Emotional upset-whether anger, sadness, or fear-is a normal response to different stresses in a child's life. Children may not be able to express in words exactly what it is they are feeling. Instead, they may show their feelings by acting out in anger, by withdrawing, or by displaying physical symptoms such as vague abdominal pain, fatigue, or headache. Physical signs of stress can also include dizzy spells; a racing pulse; sweaty palms, feet, or face, not associated with physical activity; chronic headaches; trembling; hives; and insomnia.

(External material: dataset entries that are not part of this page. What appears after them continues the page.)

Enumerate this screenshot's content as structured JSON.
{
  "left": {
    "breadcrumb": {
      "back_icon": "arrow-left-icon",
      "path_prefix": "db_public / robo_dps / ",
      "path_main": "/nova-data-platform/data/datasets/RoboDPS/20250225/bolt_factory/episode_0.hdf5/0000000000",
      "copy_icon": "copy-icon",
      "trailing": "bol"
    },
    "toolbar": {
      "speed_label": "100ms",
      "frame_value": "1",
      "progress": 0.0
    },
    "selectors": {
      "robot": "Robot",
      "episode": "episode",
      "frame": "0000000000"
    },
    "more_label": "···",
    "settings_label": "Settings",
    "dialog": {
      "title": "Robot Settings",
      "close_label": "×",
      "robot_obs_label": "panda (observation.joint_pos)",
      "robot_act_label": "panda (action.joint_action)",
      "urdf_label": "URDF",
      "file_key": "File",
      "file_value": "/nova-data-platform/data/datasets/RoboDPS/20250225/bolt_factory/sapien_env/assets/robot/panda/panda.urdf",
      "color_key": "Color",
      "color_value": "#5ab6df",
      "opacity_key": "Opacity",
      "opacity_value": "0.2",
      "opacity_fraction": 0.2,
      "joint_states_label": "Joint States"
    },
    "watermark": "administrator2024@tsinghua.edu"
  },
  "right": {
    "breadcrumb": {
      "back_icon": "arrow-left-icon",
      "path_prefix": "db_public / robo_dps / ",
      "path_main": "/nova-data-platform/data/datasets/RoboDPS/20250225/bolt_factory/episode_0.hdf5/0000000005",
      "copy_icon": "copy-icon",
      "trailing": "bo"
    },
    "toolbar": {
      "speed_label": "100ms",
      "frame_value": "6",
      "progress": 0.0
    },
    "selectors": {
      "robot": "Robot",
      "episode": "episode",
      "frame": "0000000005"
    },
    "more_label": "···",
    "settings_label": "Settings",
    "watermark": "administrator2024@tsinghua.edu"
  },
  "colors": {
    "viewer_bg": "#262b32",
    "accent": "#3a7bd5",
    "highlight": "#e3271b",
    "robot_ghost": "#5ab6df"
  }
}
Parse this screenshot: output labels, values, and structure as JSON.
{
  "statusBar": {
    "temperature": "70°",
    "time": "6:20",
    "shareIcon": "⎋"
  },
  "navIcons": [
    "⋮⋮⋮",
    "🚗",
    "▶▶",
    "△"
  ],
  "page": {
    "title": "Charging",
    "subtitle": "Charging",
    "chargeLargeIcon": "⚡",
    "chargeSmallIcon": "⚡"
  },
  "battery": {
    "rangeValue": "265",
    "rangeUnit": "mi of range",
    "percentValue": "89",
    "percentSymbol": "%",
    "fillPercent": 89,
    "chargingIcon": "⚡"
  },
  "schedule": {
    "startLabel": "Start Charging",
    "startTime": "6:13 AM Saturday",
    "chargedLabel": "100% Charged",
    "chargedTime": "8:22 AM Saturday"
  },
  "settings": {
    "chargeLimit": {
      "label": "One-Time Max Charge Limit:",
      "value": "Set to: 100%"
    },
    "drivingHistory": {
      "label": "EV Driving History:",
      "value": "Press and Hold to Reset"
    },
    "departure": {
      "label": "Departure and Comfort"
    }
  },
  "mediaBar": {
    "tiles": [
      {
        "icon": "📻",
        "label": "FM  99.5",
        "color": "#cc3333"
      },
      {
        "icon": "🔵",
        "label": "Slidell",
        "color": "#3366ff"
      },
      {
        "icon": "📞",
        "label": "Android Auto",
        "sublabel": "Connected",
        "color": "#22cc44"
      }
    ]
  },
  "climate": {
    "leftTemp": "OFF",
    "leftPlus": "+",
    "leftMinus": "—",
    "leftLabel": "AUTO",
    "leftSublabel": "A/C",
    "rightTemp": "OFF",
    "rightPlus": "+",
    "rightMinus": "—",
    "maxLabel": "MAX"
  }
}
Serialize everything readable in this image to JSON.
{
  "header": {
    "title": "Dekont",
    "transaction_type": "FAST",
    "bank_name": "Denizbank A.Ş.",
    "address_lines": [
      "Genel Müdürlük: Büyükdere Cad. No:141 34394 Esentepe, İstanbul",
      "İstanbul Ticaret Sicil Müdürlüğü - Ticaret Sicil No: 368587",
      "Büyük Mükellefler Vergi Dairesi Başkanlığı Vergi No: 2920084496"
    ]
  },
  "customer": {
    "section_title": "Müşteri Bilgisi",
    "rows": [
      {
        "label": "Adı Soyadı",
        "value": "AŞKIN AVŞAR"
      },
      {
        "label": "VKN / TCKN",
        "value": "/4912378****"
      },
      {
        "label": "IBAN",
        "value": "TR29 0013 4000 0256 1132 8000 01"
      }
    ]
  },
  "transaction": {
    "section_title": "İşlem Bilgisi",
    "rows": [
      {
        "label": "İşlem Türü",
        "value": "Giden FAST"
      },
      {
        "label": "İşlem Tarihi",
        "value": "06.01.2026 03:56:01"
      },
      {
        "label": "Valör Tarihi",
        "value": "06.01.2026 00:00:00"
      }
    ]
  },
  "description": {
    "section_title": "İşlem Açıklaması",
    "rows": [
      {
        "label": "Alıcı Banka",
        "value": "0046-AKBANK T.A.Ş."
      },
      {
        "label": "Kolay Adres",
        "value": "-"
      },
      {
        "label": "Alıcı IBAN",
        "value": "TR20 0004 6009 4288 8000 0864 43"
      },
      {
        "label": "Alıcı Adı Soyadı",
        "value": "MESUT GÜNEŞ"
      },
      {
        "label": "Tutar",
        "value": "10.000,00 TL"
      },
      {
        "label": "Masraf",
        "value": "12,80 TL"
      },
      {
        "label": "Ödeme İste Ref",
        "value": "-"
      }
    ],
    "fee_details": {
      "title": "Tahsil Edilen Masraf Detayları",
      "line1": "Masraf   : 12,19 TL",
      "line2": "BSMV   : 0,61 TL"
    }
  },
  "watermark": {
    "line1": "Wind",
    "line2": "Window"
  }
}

The behavior or response you see may not seem to match or articulate the underlying feeling, but it is usually the best way available to the child to express himself in that situation. When a child says, "I hurt," a parent should, of course, explore the physical symptoms, but also be sure to take time to explore whether the pain is actually an emotional hurt. Instead of focusing only on the anger or physical symptom your child displays, look for the deeper emotional need that may be giving rise to it. Help your child verbalize his feelings to ask for what he is really wanting or needing. For example, by saying, "It seems that there is something that you want or need right now. Do you know what that is?" or, "What are you hurting about?" you may be able to get beyond the immediate behavior or illness to a deeper concern or need. It also helps the child know that you are available and that you care about him. Be willing to be patient, listen, and help your child express what he is feeling. Sometimes all a child needs is to feel heard and to be acknowledged. Instead of quickly "kissing and making it all better," sit with your child, hold him, and acknowledge his hurt. Tell him, "I see that you are hurting," or, "I hear that you are needing more of my time," or, "You're right, it is so sad that that happened." Acknowledging your child's feelings, and helping him to articulate those feelings, may be one of the greatest gifts you can offer as a parent. It helps to build a child's self-esteem.
Children thrive in an environment that feels safe and secure, and in which they
receive plenty of love, support, and guidance. Any major change, instability,
or ongoing conflict will have an impact. Don't assume that a child doesn't know about family stresses unless you tell him. In fact, it is more realistic to assume that a child does know about whatever stresses there are in the family, and needs support to deal with what he is feeling. Children are like very sensitive weathervanes. They have a natural ability to pick up on feelings, conflicts, or changes in their environments. Using language your child can understand, talk about changes or conflicts in the family. Help your child to understand what is really happening so that he does not need to guess or imagine. The explanations children come up with on their own are often more frightening than the reality.
If, after you have identified a problem and addressed it in the most
compassionate and complete way you know, your child's emotional upset or
behavior seems unchanged or even worse, or if it is disrupting the family or
his ability to function at school, it is time to seek further help. In the
event of certain traumatic situations, such as a divorce or a death in the
family, it is beneficial to seek counseling for your child regardless of how he seems to be handling the problem. Group or individual counseling can help your child learn to understand and express his feelings appropriately.